Pourquoi nous passons de l’air chaud aux émetteurs infrarouges dans le traitement des semi-conducteurs
Pensez à la manière dont fonctionne un four traditionnel : on chauffe l’air, et c’est cet air qui chauffe ensuite les composants à traiter. Cela fonctionne bien pour cuire des gâteaux, mais dans le traitement des semi-conducteurs ? C’est inefficace. Il y a ce retard ennuyeux où il faut attendre que l’air se réchauffe suffisamment.

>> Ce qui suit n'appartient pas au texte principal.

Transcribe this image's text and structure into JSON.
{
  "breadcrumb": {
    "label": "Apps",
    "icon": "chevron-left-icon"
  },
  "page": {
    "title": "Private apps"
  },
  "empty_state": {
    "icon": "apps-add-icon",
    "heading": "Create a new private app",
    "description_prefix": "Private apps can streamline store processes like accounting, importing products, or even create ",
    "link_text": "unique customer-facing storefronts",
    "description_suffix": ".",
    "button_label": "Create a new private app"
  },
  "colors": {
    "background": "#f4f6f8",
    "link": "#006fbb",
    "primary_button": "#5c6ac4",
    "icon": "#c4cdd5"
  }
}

C’est pourquoi de nombreux ingénieurs abandonnent l’air chaud au profit des émetteurs infrarouges.
Les émetteurs infrarouges ne manipulent pas l’air ; ils transmettent directement l’énergie sur le substrat. Il s’agit de rayonnement, et non de convection. Le résultat ? On élimine complètement ce temps d’attente. On n’a plus besoin d’attendre que la pièce se réchauffe avant de commencer à travailler.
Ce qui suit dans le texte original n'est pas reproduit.